The second chapter of The Radical and the Republican moves away from Frederick Douglass and focuses on the character of Abraham Lincoln. It tries to fuse together the ideas of Lincoln both as a politician and person, to show how his personal development and convictions both informed his political leanings and complicated his political desires. To this end, Oakes takes pains to show that while Lincoln was anti-slavery, he was far from perfect. He did not necessarily believe in the total social equality of blacks and whites, and he would have been willing to continue slavery if it meant preserving the Union, which he viewed as paramount. Still, he did recognize the inherent evil in the institution and attempted to curb its spreading in the United States, if he was content to allow for it to remain.

Furthermore, Oakes tries to show how Lincoln’s conservative tendencies were not just political nomenclature. He was a conservative character in that he was deliberate and ration in his approach, especially when he approached radical ideas. This calculated manner led many of his detractors on the far-left to believe that he was either indifferent or weak on progressive ideas, something of which Frederick Douglass leveled against Lincoln often during his early public career. However, Oakes doesn’t use his assessment and presentation of Lincoln in Chapter 2 to castigate his sloth, but rather to show how these traits made Lincoln an even more effective politician. Because he understood that he had to move slowly, he was able to do more over the course of time. He was able to build a greater coalition of support among not only his peers but the masses.

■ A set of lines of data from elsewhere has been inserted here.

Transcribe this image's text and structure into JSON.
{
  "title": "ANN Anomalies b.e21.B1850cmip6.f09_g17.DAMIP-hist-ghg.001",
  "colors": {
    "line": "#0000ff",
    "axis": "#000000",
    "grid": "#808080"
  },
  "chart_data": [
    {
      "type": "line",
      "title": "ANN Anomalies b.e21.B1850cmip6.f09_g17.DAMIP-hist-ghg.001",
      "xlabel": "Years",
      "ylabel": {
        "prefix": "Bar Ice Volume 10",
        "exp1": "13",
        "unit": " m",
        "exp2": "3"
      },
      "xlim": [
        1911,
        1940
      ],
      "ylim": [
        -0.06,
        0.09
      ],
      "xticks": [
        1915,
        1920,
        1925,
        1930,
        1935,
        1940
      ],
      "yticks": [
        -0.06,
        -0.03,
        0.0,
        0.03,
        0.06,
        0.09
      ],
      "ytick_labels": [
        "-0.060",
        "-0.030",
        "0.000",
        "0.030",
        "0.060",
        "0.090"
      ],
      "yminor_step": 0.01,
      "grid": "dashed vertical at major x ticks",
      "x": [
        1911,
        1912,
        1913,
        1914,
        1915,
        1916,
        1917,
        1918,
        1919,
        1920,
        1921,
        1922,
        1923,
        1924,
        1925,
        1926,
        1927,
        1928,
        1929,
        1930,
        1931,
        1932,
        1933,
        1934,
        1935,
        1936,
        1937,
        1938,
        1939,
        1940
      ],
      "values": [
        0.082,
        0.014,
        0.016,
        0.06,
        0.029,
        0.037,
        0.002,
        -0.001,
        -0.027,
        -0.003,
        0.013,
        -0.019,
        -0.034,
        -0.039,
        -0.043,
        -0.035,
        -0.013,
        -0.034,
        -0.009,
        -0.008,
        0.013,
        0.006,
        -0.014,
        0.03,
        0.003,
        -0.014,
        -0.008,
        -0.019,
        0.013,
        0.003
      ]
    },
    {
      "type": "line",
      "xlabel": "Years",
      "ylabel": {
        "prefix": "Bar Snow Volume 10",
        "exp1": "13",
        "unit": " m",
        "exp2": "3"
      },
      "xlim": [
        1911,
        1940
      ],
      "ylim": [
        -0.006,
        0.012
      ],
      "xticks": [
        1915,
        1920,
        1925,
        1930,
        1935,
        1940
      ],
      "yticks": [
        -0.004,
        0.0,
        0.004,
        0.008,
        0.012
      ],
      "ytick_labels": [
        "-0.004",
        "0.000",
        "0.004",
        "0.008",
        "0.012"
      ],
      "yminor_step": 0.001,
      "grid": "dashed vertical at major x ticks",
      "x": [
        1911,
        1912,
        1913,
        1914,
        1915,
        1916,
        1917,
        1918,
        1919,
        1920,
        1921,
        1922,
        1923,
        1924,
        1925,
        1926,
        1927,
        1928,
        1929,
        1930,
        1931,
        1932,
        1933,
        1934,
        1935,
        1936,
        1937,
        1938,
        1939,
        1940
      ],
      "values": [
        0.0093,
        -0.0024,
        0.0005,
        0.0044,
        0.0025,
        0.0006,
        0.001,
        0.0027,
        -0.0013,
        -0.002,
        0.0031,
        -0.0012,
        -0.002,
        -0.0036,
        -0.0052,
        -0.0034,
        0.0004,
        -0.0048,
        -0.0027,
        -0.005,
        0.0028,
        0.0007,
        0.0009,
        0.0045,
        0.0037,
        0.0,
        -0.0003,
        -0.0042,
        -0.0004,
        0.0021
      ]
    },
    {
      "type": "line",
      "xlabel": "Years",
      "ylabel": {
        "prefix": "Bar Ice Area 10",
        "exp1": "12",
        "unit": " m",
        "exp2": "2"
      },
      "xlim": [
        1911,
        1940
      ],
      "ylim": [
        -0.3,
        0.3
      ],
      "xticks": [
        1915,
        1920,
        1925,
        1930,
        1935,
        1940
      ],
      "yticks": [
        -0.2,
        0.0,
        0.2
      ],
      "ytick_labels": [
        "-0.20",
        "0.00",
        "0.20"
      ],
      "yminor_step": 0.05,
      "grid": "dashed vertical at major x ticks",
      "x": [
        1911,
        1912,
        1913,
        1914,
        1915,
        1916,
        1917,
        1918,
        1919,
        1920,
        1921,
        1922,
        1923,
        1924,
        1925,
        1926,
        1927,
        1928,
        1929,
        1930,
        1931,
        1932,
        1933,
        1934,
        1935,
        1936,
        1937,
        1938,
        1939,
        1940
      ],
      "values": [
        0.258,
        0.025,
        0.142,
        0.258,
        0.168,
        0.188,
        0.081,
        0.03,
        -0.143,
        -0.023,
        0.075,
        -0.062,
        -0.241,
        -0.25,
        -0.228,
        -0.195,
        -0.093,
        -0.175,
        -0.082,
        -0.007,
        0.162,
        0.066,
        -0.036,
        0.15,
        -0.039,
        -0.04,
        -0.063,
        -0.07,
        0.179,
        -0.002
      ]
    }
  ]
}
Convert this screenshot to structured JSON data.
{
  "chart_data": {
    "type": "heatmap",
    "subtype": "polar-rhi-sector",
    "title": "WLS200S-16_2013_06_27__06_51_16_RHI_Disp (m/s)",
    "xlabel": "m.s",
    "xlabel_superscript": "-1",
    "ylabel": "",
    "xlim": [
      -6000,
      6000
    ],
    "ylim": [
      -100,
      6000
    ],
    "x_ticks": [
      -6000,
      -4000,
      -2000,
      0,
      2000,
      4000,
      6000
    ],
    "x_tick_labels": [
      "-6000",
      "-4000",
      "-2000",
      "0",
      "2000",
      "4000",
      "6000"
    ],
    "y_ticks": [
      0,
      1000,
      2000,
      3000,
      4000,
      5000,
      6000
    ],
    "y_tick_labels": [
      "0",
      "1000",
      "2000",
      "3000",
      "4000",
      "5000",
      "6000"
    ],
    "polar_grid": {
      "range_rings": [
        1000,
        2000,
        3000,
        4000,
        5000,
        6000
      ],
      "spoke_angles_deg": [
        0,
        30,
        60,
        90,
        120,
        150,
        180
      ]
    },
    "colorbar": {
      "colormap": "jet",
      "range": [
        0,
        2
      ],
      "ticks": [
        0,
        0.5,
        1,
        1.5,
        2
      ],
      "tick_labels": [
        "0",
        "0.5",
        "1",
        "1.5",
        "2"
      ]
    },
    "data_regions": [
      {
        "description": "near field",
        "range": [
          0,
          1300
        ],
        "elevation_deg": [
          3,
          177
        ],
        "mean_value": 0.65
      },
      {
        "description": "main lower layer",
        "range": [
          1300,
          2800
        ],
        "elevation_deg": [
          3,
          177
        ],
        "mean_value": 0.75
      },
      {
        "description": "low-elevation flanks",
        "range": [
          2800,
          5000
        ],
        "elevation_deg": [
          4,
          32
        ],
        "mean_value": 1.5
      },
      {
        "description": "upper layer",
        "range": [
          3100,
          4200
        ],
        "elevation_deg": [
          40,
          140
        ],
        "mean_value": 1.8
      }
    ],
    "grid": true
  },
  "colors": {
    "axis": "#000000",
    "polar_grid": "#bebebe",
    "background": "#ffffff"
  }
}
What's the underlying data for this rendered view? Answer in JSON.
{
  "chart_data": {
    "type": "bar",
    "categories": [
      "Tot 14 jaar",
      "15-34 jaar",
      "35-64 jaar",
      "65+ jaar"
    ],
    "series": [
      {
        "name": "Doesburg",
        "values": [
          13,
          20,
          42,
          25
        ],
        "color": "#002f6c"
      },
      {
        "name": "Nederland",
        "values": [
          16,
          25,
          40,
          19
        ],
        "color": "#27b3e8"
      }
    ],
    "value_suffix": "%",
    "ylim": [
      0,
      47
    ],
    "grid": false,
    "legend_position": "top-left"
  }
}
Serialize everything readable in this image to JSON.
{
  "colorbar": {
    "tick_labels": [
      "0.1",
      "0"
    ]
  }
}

Rather than trying to appease his fiercest critics, Lincoln understood how liberal democracy worked in the real world and risked political failure at times by not following his conscience. Although it might have appeared that Lincoln was compromising his own principles, he was in fact working behind the scenes to bring about an even greater change to the political and social landscape of the country.

In addition to addressing the character of Lincoln, Chapter 2 also discusses many pivotal moments in 19th century American politics to better acclimate the reader to the political climate of the time. The major issue at hand for much of the first part of the 19th century was not whether or not slavery should be abolished in America, but whether or not it should be allowed to spread into the new territories that America had acquired through the Louisiana Purchase and the Mexican-American War. As a substantial amount of this territory was in the “South,” it made sense to many Southern lawmakers in Congress that slavery would exist in these territories.

However, this troubled many Northern politicians because they believed that adding more slave states to the Union would give the South even more power in Congress than it already had. This was due primarily to the fact that representation in the House of Representatives was based upon population. The greater the population of a state, the more representatives it had, and thus the greater its voting power. Although slaves were not considered to be American citizens and were not allowed to vote, they did count towards the population of a state, thus inflating the populations of the Southern states. Because of this, an original compromise had been struck between the North and South in which each slave would count as 3/5 of a person—The Three-Fifth’s Compromise.

Northerners feared that if slavery continued, they would eventually lose power, especially since at this point in history, parties were very much divided along geographical lines. Democrats were primarily Southern, pro-slavery landed aristocrats, and Northerners were generally industrial Whigs and Republicans who either were ambivalent towards slavery or against it.